Singapura (ANTARA) - Dolar bertahan di dekat puncak tujuh minggu terhadap sekeranjang mata uang di sesi Asia pada Senin sore, setelah serangkaian data ekonomi AS yang kuat menopang pandangan bahwa Federal Reserve harus menaikkan suku bunga lebih lanjut dan lebih lama.

Data pada Jumat (24/2/2023) menunjukkan belanja konsumen AS meningkat tajam pada Januari, sementara inflasi memanas. Indeks harga pengeluaran konsumsi pribadi (PCE), pengukur inflasi pilihan Fed, melonjak 0,6 persen bulan lalu setelah naik 0,2 persen pada Desember.

Indeks dolar, yang mengukur mata uang AS terhadap enam mata uang utama lainnya, naik 0,038 persen pada 105,21, hanya sedikit di bawah tertinggi tujuh minggu di 105,32 yang disentuh akhir pekan lalu setelah data yang lebih panas dari perkiraan dirilis.

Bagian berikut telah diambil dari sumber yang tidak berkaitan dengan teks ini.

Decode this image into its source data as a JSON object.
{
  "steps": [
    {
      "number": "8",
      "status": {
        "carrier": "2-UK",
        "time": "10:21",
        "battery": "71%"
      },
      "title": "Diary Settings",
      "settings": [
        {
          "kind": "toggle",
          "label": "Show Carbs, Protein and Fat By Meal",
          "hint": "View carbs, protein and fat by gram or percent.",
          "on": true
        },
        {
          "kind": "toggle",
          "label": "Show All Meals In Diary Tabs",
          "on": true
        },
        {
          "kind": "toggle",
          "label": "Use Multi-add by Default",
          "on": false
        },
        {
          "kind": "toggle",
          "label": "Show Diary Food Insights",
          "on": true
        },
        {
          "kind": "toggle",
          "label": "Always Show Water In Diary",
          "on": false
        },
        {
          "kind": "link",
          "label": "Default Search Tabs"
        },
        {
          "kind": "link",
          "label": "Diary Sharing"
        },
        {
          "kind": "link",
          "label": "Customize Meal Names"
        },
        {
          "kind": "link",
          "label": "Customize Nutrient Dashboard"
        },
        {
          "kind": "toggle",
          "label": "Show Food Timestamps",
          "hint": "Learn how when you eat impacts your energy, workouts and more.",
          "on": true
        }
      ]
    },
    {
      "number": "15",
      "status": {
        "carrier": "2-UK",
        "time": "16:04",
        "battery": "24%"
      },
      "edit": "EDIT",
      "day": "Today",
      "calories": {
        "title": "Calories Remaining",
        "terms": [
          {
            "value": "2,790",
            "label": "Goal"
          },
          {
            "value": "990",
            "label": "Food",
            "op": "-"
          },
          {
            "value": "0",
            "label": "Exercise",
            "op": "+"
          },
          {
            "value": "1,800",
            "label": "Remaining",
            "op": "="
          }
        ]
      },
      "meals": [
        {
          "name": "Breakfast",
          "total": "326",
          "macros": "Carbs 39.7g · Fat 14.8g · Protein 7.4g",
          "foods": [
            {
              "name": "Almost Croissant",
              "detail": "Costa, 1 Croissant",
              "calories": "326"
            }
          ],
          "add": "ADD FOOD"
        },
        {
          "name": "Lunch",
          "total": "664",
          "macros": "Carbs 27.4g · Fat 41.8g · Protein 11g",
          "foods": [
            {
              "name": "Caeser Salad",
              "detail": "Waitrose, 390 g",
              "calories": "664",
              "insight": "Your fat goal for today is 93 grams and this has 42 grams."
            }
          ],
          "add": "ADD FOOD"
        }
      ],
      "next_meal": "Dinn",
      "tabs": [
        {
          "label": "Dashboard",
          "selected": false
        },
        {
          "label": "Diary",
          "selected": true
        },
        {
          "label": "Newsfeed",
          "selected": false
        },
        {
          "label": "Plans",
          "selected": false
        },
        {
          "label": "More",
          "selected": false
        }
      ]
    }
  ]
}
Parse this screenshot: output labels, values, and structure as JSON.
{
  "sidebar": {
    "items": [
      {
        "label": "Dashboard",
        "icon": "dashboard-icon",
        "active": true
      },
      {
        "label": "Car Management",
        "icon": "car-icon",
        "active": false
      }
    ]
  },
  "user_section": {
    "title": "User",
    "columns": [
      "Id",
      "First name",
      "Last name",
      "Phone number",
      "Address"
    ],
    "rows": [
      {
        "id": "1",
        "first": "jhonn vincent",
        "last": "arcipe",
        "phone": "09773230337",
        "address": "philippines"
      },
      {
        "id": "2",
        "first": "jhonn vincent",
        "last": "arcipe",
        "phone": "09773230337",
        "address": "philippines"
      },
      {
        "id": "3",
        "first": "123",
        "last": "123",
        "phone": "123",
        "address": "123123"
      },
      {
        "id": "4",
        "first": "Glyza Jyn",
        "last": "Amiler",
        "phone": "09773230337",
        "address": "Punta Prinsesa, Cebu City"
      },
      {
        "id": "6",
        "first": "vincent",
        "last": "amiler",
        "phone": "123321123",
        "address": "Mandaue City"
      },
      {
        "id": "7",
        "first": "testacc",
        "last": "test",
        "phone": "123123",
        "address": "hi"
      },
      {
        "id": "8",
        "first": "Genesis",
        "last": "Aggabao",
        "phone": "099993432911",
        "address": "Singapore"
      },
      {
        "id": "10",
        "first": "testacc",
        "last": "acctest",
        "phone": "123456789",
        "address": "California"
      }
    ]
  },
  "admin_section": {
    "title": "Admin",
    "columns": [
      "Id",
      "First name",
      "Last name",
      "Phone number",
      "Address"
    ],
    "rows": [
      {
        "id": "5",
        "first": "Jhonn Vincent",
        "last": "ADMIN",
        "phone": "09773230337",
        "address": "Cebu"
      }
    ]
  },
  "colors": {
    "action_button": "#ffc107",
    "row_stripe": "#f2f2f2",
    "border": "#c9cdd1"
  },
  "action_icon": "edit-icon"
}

Baca juga: Dolar AS naik di Asia, pedagang pertimbangkan suku bunga lebih tinggi

Indeks dolar naik 3,0 persen untuk Februari dan bersiap untuk menghentikan penurunan beruntun empat bulan karena investor menyesuaikan ekspektasi mereka terhadap suku bunga AS yang tetap lebih tinggi untuk waktu yang lebih lama.

Pasar sekarang memperkirakan suku bunga mencapai puncaknya di 5,4 persen pada Juli dan tetap di atas 5,0 persen hingga akhir tahun.

"Kami sedikit gugup," kata Moh Siong Sim, ahli strategi mata uang di Bank of Singapore, menambahkan bahwa pasar tidak yakin tentang laju kenaikan suku bunga Fed di masa depan.

"Apakah (Fed) dapat mempertahankan kenaikan 25 basis poin? Atau apakah mereka akan dipaksa untuk mempercepat kembali? Jadi saya pikir ini adalah pertanyaan yang sedang dihadapi pasar," kata Sim.

"Dan tidak ada jawaban yang jelas sekarang."

Para pembuat kebijakan Fed berbicara pada Jumat (24/2/2023) tidak mendorong kembalinya kenaikan suku bunga jumbo tahun lalu, menunjukkan bahwa untuk saat ini para gubernur bank sentral puas untuk tetap pada jalur pengetatan bertahap meskipun ada tanda-tanda bahwa inflasi tidak mendingin seperti yang mereka harapkan.

Baca juga: Dolar AS melonjak setelah data inflasi lebih panas dari perkiraan

The Fed awal bulan ini menaikkan suku bunga sebesar 25 basis poin dan diperkirakan akan meningkat dengan margin yang sama pada pertemuan 21-22 Maret, meskipun beberapa analis melihat kemungkinan kenaikan 50 basis poin jika inflasi tetap tinggi dan pertumbuhan tetap kuat.

"Kami sekarang percaya itu adalah seruan yang lebih dekat untuk menaikkan 50 basis poin pada Maret dari asumsi kami sebelumnya 25 basis poin," kata Kevin Cummins, kepala ekonom di NatWest Markets.

"Kami menempatkan peluang sekitar 60 persen bahwa FOMC naik 50 basis poin."

Pasar juga telah mendorong kemungkinan kenaikan suku bunga untuk Bank Sentral Eropa dan Bank Sentral Inggris.

Imbal hasil obligasi pemerintah AS dua tahun, yang biasanya bergerak sejalan dengan ekspektasi suku bunga, naik 3,4 basis poin menjadi 4,839 persen, sedikit di bawah level tertinggi tiga bulan di 4,840 persen yang disentuh pada Jumat (24/2/2023).

Euro datar dan berada di dekat level terendah tujuh minggu di 1,0536 dolar yang dicapai Jumat (24/2/2023). Sterling terakhir menguat 0,01 persen di 1,1943 dolar.

Yen Jepang menguat 0,12 persen menjadi 136,29 per dolar, setelah tergelincir ke posisi terendah lebih dari dua bulan di 136,58 di awal sesi.

Baca juga: Yuan anjlok 630 basis poin menjadi 6,9572 terhadap dolar AS

Gubernur Bank Sentral Jepang mendatang Kazuo Ueda mengatakan pada Senin bahwa manfaat dari kebijakan moneter bank saat ini lebih besar daripada merugikan, menekankan perlunya mempertahankan dukungan untuk perekonomian negara dengan suku bunga yang sangat rendah.

Aussie turun 0,25 persen menjadi 0,671 dolar AS, setelah menyentuh level terendah dua bulan di 0,6705 dolar AS. Kiwi turun 0,28 persen versus greenback di 0,614 dolar AS.